Mike Lawler is the former
president of the Historical Society
of the Crescenta Valley and loves local history. Reach him at
lawlerdad@yahoo.com.

The drill was to last about 24 hours and would, for the most part, test the resources of emergency personnel. How real the drill would be seems to have been on a city-by-city basis. It appears from newspaper reports that here in CV the sirens were not even sounded. But in other cities they were, and citizens were to act as though the attack was real. In Los Angeles, government workers went to shelters when the sirens sounded, while most people were just confused.

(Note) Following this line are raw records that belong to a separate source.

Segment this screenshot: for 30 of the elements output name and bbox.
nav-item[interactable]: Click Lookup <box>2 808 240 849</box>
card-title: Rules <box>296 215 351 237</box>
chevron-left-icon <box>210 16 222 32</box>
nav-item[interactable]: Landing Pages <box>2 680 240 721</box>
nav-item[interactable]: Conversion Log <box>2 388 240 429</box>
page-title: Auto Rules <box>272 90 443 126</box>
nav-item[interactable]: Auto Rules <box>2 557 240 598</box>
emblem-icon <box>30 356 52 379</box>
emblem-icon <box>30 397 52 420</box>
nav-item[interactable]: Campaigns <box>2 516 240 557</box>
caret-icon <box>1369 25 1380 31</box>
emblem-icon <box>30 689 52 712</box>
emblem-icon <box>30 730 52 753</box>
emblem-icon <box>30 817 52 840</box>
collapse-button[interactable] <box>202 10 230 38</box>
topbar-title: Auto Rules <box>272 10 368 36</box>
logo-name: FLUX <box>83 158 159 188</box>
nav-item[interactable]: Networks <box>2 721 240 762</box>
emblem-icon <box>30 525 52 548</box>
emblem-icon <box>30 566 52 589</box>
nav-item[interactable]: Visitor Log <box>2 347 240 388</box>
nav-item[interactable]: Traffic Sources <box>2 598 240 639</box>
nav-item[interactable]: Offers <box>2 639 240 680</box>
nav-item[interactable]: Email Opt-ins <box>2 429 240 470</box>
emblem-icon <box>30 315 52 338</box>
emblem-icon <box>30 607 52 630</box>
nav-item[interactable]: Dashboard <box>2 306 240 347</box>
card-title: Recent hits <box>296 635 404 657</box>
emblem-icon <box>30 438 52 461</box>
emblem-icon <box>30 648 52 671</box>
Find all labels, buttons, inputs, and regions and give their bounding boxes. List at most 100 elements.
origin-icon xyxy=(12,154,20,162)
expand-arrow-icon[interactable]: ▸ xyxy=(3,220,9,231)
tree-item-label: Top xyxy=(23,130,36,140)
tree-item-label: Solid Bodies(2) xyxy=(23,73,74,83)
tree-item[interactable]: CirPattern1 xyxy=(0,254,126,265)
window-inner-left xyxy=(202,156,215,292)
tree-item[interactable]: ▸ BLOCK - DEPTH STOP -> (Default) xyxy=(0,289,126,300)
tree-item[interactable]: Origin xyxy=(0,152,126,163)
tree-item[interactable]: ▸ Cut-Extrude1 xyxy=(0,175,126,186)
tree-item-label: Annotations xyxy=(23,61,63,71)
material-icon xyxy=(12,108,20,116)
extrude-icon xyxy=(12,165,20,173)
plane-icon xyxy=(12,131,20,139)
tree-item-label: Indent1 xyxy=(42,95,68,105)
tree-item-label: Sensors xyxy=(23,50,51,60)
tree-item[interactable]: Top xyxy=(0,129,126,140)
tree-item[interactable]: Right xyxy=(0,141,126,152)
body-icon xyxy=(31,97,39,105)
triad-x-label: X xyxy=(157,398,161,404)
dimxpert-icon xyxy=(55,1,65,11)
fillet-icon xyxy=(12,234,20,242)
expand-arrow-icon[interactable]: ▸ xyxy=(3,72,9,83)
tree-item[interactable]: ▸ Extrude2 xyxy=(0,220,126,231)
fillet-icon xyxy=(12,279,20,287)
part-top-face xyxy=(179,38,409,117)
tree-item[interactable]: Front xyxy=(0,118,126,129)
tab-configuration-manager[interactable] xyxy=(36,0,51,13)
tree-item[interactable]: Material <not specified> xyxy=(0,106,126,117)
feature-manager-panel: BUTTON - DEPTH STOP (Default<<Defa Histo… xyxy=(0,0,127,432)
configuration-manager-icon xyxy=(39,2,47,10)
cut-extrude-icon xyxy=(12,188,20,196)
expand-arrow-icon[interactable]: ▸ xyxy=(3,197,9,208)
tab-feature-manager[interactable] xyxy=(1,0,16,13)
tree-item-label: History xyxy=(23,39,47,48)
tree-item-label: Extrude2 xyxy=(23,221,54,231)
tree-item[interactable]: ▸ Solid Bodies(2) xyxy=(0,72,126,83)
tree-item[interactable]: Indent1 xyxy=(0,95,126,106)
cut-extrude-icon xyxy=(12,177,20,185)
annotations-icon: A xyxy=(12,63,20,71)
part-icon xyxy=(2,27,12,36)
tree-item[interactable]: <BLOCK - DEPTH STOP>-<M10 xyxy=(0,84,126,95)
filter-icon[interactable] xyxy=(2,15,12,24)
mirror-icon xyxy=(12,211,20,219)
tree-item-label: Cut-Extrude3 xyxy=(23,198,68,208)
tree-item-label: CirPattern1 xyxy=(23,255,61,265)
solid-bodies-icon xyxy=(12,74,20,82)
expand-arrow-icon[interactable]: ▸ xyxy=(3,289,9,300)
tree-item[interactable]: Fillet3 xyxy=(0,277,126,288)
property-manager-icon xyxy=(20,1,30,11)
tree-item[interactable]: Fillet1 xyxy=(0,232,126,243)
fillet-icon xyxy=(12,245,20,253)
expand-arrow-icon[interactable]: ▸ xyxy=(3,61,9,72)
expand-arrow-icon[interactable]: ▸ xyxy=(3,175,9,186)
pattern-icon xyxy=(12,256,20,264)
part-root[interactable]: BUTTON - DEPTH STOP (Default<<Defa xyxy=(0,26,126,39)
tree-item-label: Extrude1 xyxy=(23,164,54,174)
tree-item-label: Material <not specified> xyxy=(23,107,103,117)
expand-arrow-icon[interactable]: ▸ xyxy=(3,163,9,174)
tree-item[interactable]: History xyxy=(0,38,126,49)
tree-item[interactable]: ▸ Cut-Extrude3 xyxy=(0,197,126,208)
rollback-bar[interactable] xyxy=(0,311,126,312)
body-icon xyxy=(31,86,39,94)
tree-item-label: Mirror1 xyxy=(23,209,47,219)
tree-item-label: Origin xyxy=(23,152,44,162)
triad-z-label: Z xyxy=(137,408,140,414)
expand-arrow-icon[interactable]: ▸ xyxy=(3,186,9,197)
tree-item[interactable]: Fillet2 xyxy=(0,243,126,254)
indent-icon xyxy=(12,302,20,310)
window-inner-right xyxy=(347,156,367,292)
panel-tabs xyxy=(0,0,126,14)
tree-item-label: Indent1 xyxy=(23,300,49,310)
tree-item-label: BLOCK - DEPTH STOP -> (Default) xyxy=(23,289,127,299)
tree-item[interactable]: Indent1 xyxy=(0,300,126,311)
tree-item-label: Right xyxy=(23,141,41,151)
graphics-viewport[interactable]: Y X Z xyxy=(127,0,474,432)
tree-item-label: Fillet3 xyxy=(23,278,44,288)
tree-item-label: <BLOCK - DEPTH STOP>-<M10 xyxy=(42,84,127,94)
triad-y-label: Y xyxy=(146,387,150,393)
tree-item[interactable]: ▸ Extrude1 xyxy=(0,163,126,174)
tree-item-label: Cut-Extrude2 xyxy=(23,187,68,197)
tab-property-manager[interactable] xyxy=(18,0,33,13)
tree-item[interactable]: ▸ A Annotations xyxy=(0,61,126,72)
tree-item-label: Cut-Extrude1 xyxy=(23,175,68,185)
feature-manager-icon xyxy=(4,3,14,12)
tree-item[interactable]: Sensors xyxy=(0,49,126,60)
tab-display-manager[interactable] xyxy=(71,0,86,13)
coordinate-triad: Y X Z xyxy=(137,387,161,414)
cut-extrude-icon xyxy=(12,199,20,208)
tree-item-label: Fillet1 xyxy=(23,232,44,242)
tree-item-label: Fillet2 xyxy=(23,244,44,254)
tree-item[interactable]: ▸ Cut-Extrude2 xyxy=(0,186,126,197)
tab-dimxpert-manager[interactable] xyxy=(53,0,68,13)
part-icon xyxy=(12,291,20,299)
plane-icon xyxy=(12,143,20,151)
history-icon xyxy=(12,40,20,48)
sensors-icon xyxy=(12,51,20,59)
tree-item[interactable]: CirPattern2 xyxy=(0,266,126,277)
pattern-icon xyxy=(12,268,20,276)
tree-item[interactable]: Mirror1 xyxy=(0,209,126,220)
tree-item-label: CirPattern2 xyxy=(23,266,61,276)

In Denver and Houston, the emergency personnel actually evacuated large numbers out of the city. In New York 17,000 spectators in Yankee Stadium simply ignored the sirens and sat in place waiting for the game to start.

The drill was deemed moderately successful but the projected death toll from that first strike was sobering. Nationwide, 5 million killed, 5 million injured, and 10 million homeless refugees. In LA, the death toll was 800,000, with over a million heading north and south as homeless refugees. Here in the Crescenta Valley, we would be relatively safe until wind spread the radiation to us. We couldn’t even enter the Glendale area.

We think of the ’50s and ’60s as “happy days,” but there was a darkness then, and a lot of fear. It was not “if” but “when.” A UCLA scientist declared at a wrap-up session after the drill that the best way to calm a frightened nation is to present the facts of what would happen in a real attack. He then presented the fact that we could write off as dead anyone living in a large city.

I don’t think his facts did much to calm a frightened nation.